Swine flu isn’t seasonal anymore; Virus mutates, DAK sounds alert

Swine flu isn’t seasonal anymore; Virus mutates, DAK sounds alert

Srinagar: With surge in swine flu cases and deaths in various states across the country, Doctors Association Kashmir (DAK) on Sunday sounded an alert and asked health authorities in Kashmir to be prepared for contingencies.

President DAK and H1N1 expert, Dr Nisar ul Hassan, in a statement said that swine flu virus has mutated, which is the reason for unusual spike in cases even in summer months.

“Researchers at National Institute of Virology (NIV) in Pune have found that swine flu virus has mutated and a new strain of virus – called the Michigan strain has been identified – that has replaced earlier California strain which was circulating since 2009 pandemic,” said a statement issued by DAK.


The statement said that it was for the first time that the virus became active in sweltering heat unlike earlier years when the flu struck mainly in winter months.

“Swine flu isn’t seasonal anymore,” the statement said. “Mutation has made H1N1 virus, popularly called swine flu, a year-round malady.”

The changed virus, DAK said, was more virulent and majority of deaths had been of healthy individuals. This year so far, the association said, nearly 16,500 positive cases have been reported across India, which include 800 deaths.

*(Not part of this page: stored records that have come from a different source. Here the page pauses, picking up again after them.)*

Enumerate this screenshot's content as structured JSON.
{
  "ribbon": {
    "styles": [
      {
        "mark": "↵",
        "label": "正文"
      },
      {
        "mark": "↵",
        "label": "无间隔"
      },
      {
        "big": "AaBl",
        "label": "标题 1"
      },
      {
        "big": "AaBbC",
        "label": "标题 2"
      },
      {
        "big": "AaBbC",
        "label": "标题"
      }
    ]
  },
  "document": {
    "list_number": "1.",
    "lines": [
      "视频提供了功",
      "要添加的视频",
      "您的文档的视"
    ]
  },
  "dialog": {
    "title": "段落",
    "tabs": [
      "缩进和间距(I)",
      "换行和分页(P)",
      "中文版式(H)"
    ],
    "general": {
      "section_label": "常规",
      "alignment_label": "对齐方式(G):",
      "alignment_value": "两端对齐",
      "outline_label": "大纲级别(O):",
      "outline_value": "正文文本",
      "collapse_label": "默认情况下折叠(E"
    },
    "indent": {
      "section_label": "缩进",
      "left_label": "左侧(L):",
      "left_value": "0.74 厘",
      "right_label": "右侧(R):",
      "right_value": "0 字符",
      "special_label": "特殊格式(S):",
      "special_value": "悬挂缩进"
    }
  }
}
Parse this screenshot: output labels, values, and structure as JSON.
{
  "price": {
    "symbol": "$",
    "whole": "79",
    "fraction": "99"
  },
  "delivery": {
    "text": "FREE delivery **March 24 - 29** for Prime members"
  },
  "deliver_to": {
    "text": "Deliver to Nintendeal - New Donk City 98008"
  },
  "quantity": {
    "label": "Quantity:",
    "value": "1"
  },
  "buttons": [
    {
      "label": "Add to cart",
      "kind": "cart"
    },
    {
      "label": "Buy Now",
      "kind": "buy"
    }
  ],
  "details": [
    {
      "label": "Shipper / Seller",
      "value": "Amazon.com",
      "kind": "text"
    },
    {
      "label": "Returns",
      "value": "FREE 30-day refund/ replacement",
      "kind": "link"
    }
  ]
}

The statement said that swine flu is knocking “our door” as various (Indian) states, including Maharashtra, Gujarat, Telangana, Tamil Nadu, Kerala and Delhi, were badly hit.

“We need to intensify surveillance activities and gear up hospitals to prevent an outbreak,” DAK said. “Persons with acute respiratory febrile illness should report to doctors or a nearby medical facility and suspected cases should be tested and immediately isolated.”

Advising people to take precautions, DAK said that hand washing and respiratory etiquettes were two key ways to prevent spread of the disease. Doctors should start anti-virals within 2 days of the illness to prevent serious complications and deaths, DAK advised.